ESTEPONA, Spain – With bruises and cuts showing through a big gash on the side of his shorts, Remco Evenepoel got back on his bicycle and quickly rejoined the peloton.
It was just a scare for the young Belgian rider, who overcame a fall with about 45 kilometers (28 miles) to go in Stage 12 of the Spanish Vuelta to keep his overall lead entering the second half of the final Grand Tour race of the year.
Olympic champion Richard Carapaz won the stage with a dominant run on the final climb to earn his first Vuelta victory. The rider from team Ineos Grenadiers hit the handlebar of his bicycle a couple of times to celebrate his fourth Grand Tour stage win.

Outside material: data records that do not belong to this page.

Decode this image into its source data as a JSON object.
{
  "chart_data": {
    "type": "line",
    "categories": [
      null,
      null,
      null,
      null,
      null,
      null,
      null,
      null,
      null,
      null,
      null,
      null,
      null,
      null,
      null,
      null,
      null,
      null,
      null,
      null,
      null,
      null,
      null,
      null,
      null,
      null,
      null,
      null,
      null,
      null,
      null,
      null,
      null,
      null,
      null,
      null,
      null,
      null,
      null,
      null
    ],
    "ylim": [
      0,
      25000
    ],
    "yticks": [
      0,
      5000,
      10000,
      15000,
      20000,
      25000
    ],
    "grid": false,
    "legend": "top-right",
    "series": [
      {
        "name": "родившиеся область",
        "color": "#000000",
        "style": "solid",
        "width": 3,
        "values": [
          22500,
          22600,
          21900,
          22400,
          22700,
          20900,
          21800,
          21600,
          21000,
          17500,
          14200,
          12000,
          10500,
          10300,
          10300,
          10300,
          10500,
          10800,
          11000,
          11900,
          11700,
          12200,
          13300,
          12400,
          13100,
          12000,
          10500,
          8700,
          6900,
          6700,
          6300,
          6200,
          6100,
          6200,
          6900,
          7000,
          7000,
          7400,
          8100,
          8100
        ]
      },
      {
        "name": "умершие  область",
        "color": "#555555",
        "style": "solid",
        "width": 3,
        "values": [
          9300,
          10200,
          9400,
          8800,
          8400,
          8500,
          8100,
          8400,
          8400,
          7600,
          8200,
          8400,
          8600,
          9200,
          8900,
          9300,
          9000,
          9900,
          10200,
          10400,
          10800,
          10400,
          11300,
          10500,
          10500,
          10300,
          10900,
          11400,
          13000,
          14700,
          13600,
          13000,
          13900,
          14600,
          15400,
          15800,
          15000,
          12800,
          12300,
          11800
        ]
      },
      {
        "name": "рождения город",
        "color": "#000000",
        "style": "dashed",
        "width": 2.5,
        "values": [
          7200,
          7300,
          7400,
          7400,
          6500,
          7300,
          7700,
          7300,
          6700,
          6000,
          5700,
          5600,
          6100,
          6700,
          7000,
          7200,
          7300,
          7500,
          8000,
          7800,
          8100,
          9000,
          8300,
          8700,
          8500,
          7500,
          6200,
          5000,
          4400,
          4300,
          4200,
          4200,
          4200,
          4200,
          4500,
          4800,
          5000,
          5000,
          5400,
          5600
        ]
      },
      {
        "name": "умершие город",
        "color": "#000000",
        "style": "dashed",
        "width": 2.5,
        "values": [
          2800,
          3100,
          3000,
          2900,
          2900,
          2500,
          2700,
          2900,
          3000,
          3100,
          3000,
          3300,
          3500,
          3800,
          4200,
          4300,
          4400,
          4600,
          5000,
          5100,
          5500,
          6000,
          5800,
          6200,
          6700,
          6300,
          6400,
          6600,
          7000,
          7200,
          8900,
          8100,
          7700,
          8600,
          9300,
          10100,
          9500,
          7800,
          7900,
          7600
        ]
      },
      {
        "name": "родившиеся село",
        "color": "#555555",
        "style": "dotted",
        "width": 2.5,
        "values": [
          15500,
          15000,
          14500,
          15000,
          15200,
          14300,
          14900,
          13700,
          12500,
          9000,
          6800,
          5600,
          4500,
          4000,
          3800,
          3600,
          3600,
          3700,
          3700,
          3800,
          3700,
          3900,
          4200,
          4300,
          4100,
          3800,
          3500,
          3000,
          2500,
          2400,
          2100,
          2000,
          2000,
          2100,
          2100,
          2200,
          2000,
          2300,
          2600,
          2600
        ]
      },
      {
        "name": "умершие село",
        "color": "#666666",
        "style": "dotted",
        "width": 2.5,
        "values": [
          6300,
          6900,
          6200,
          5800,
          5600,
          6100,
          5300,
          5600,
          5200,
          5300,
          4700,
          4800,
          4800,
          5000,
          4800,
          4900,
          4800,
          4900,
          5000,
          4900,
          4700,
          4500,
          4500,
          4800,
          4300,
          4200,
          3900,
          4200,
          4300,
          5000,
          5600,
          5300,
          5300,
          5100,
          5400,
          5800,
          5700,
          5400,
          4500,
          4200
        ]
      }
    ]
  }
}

The 2019 Giro d’Italia champion launched his attack with about two kilometers (1.2 miles) to go to become the first Ecuadorean to win a Vuelta stage.
“We had the focus now on trying to win a stage, and I’m really happy with that,” the 29-year-old Carapaz said. “I knew I had one move left and I made the most out of it. I’m very happy. I have to enjoy it.”
Wilco Kelderman was second at the end of the stage, nine seconds behind Carapaz, and Marc Soler was third, 24 seconds off the lead.
After changing his bicycle, Evenepoel complained to race officials about some of the motorbikes that were in front of him before he crashed.
“It’s just my leg but it’s fine, I think. My bike is much worse than myself,” the 22-year-old rider from team Quick-Step Alpha Vinyl said after the race. “It was a super slippery corner. The motorbikes were slipping as well and slowing down so that’s why I wanted to cut the corner but it was a bit too much.”
Evenepoel showed no signs of being bothered by his right leg injury following the fall, and successfully fended off the breakaway attempts by his closest challenger, three-time defending champion Primoz Roglic.
“I felt good on the climb. I knew it was a climb to just follow and in the last hundreds of meters I just went all out because I felt I still had something left,” Evenepoel said. “It was a good feeling, that’s what’s important. Except for the crash, it was the scenario we wanted. Everybody was strong. Now I need to heal the wounds and try to recover tomorrow as it will be a sprint stage.”
Evenepoel maintained a lead of 2 minutes, 41 seconds over Roglic in the general classification, and was more than three minutes ahead of Enric Mas.
Evenepoel has held the leader’s red jersey since the sixth stage.
Riders will face a mostly flat Stage 13 from Ronda to Montilla in southern Spain.